Zhou Xiaojuan, Tan Jiaqi, Wang Xueying, Zhang Xin, Miao Susheng, Liu Yong, Wang Junrong, Tan Guolin
Department of Otolaryngology Head and Neck Surgery, The Third Xiangya Hospital, Central South University Changsha 410013, Hunan, China.
Department of Otolaryngology Head and Neck Surgery, Xiangya Hospital, Central South University Changsha 410013, Hunan, China.
Am J Cancer Res. 2025 Mar 15;15(3):976-990. doi: 10.62347/MKFI3976. eCollection 2025.
Head and neck carcinomas are the sixth most common cancers worldwide, with laryngeal squamous cell carcinoma (LSCC) being the second most prevalent subtype. Improving survival outcomes in LSCC patients remains a critical clinical challenge. This retrospective study aimed to develop a nomogram model integrating tumor-infiltrating lymphocytes (TILs) and clinicopathological characteristics to predict the prognosis of LSCC patients. The nomogram model was constructed using Cox and Lasso regression analyses and was subsequently evaluated through receiver operating characteristic (ROC) curves, calibration curves, and decision curve analysis (DCA). Data from The Cancer Genome Atlas (TCGA) and Gene Expression Omnibus (GEO) were utilized for model validation and to further elucidate the role of TILs and immune responses in LSCC. This study cohort included LSCC patients diagnosed by pathological examination between 2011 and 2014 at Xiangya Hospital and Harbin Medical University Cancer Hospital. A total of 412 patients were assigned to the training cohort and 140 patients to the test cohort for validation. The final nomogram model integrated TNM stage, TILs, PLR, BMI, age, differentiation and NLR. The area under the curve (AUC) was 0.745, indicating strong calibration and clinical utility. Kaplan-Meier survival curves demonstrated significant discrimination. TILs were positively correlated with immune cell abundance and the expression of immune-related genes. In conclusion, the nomogram model based on TILs and clinicopathological features effectively predicts the prognosis of LSCC patients.

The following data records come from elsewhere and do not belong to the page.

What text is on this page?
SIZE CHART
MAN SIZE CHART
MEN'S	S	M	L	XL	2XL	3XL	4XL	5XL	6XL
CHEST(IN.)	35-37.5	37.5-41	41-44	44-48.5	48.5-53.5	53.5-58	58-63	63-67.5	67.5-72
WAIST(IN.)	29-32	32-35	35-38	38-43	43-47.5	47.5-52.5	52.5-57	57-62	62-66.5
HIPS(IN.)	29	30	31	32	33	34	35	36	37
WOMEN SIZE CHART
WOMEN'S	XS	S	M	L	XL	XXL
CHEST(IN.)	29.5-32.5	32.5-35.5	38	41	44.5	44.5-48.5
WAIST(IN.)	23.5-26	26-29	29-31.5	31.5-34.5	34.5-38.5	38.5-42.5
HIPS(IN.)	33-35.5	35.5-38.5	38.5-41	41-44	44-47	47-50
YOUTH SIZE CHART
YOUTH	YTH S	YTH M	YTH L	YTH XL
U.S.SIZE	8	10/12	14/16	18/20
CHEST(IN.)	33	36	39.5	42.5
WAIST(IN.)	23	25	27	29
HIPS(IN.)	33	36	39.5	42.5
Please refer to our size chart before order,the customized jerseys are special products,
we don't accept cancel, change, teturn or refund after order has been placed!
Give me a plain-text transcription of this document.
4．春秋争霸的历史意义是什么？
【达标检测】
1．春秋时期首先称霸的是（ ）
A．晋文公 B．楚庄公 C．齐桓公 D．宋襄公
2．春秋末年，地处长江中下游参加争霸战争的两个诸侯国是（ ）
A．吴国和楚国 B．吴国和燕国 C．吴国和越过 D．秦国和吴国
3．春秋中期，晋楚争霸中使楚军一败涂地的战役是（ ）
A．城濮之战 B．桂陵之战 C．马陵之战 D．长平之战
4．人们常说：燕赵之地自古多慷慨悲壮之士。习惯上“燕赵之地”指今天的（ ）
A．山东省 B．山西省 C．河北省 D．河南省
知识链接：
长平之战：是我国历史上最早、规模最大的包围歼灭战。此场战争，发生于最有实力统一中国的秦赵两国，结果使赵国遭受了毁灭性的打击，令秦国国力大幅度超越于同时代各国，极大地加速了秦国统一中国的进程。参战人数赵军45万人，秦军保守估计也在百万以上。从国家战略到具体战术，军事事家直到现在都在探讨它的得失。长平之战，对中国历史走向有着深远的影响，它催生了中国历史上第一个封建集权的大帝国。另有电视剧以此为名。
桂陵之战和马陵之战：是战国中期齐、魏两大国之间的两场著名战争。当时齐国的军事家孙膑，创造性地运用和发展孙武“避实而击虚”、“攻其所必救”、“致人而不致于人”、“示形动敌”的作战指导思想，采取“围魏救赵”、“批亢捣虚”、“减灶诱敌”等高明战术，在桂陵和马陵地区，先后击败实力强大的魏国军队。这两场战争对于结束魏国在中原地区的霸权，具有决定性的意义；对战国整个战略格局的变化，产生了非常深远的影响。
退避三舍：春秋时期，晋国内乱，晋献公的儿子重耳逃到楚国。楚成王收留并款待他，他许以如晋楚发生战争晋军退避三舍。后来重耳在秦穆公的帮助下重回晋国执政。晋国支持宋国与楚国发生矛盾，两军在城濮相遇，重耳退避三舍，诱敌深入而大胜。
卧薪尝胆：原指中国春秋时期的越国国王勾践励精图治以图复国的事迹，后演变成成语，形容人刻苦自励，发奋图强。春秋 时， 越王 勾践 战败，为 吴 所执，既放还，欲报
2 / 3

头颈癌是全球第六大常见癌症,其中喉鳞状细胞癌(LSCC)是第二大常见亚型。改善LSCC患者的生存结果仍然是一项关键的临床挑战。这项回顾性研究旨在开发一种整合肿瘤浸润淋巴细胞(TILs)和临床病理特征的列线图模型,以预测LSCC患者的预后。该列线图模型采用Cox和Lasso回归分析构建,随后通过受试者工作特征(ROC)曲线、校准曲线和决策曲线分析(DCA)进行评估。利用来自癌症基因组图谱(TCGA)和基因表达综合数据库(GEO)的数据进行模型验证,并进一步阐明TILs和免疫反应在LSCC中的作用。本研究队列包括2011年至2014年期间在湘雅医院和哈尔滨医科大学附属肿瘤医院经病理检查确诊的LSCC患者。共有412例患者被分配到训练队列,140例患者被分配到测试队列进行验证。最终的列线图模型整合了TNM分期、TILs、血小板与淋巴细胞比率(PLR)、体重指数(BMI)、年龄、分化程度和中性粒细胞与淋巴细胞比率(NLR)。曲线下面积(AUC)为0.745,表明具有良好的校准和临床实用性。Kaplan-Meier生存曲线显示出显著的区分度。TILs与免疫细胞丰度和免疫相关基因的表达呈正相关。总之,基于TILs和临床病理特征的列线图模型能有效预测LSCC患者的预后。